5. Did you spend enough to make the annual fee worth it?

This is perhaps one of the most fundamental questions to consider when conducting your credit card year-in-review. Many credit cards charge an annual fee in exchange for all of those fun perks and programs. Paying that fee, however, really only makes sense if you’re actually utilizing those bonuses, perks, programs, or other rewards year after year. If, as your lifestyle evolves, you stop getting value out of a card and its offerings, it may be time to part ways and save yourself some money.

“Know when a credit card with a fee is worth it, and when it’s not,” says Szymanski. “If your card has an annual fee of $100, but you only earn and redeem $50 in rewards points, the card isn’t worth your time.”

The good news is that most credit card issuers waive their annual fee during the first year you have the account, which provides an ideal opportunity as a savvy consumer to test out your spending with the card and determine how to get the most out of the rewards.

In cases where you’re not earning and redeeming enough rewards to justify continuing with the card and its annual fee, experts often recommend switching to a no fee-card or finding a different annual fee card that better fits your current spending habits.

Walsh, however, takes it one step further. He suggests that as a rule of thumb, it only ever makes sense to pay an annual fee on just one credit card. Nothing more.

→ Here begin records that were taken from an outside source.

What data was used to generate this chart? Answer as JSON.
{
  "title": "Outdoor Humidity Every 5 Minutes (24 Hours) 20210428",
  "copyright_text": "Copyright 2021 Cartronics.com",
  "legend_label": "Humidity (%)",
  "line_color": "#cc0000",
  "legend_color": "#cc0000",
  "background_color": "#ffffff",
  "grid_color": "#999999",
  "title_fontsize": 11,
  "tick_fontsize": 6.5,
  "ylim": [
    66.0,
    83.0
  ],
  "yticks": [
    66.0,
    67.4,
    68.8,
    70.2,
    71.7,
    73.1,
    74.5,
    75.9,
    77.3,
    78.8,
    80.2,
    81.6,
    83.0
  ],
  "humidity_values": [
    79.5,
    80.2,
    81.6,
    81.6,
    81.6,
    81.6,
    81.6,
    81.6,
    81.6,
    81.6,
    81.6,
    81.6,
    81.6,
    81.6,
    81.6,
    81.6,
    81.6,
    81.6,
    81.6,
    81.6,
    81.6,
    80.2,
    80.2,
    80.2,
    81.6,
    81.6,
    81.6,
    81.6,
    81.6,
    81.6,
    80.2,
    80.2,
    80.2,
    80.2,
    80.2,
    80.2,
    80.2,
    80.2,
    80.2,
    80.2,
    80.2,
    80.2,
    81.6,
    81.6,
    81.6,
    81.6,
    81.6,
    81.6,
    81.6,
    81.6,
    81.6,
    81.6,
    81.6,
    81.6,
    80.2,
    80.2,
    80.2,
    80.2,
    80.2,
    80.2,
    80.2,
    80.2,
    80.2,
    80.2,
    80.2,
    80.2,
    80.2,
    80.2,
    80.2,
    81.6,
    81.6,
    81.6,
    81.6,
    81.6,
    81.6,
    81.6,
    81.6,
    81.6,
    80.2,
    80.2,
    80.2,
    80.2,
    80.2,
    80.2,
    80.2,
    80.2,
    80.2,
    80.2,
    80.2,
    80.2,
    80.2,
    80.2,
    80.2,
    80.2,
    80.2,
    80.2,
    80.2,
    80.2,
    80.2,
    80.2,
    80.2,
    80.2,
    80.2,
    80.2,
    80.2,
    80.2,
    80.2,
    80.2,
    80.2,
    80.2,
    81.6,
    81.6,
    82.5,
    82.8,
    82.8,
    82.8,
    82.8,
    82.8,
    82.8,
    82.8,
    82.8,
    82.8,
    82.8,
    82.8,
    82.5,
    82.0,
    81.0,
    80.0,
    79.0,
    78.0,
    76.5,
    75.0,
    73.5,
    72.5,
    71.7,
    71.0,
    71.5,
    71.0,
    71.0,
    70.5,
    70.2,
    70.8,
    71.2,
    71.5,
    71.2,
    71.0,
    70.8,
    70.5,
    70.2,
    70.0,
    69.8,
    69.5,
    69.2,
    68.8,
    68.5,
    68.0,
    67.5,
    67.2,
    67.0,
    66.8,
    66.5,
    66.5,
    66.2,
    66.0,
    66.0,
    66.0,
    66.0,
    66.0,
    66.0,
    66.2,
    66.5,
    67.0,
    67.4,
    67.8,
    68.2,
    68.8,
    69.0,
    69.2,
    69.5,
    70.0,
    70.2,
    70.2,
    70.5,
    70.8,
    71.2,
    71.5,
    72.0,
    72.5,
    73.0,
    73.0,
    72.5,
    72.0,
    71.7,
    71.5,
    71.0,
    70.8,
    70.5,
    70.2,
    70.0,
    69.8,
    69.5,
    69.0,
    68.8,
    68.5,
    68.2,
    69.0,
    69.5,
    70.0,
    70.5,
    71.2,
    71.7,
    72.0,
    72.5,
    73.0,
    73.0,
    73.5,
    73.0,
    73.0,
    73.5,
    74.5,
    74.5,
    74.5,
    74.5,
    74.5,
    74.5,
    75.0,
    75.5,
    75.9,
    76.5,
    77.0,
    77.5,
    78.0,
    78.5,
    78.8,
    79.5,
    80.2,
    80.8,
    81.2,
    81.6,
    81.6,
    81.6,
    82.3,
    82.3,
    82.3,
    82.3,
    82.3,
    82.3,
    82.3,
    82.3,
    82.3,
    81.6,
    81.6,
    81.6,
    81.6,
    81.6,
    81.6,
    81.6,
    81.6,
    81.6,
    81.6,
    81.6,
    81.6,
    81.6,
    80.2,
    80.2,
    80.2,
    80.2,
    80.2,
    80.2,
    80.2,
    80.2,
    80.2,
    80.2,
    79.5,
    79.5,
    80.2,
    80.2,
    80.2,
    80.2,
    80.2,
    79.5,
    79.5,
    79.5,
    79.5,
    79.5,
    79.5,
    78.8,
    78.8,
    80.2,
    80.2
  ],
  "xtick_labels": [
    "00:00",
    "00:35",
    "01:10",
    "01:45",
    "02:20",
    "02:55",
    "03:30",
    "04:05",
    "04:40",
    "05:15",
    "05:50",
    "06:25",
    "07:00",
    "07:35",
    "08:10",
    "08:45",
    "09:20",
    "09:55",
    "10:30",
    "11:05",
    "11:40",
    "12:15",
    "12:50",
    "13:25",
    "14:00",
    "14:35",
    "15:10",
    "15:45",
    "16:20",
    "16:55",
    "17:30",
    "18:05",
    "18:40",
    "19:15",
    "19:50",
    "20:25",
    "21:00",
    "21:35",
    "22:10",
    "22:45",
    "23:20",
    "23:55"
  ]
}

“One annual fee is ok as long as you’re getting a benefit out of it. But paying two, three, or four credit card fees doesn’t make sense because it is extremely rare that you are going to get that much benefit out of those extra cards,” says Walsh. “And there’s also plenty of opportunities for cards out there that offer equally compelling awards and don’t charge any fee at all.”

The takeaway

Conducting an annual year-in-review look at each of your credit card accounts is an essential part of staying on top of your finances. It’s a process that can help shed light not only on expiring benefits that you may want to act fast to take advantage of but also allows for taking a step back and deciding whether your credit cards are still a good fit for your current spending habits and lifestyle. If a credit card has outgrown its usefulness and you’re paying a steep annual fee, it may be time to part ways.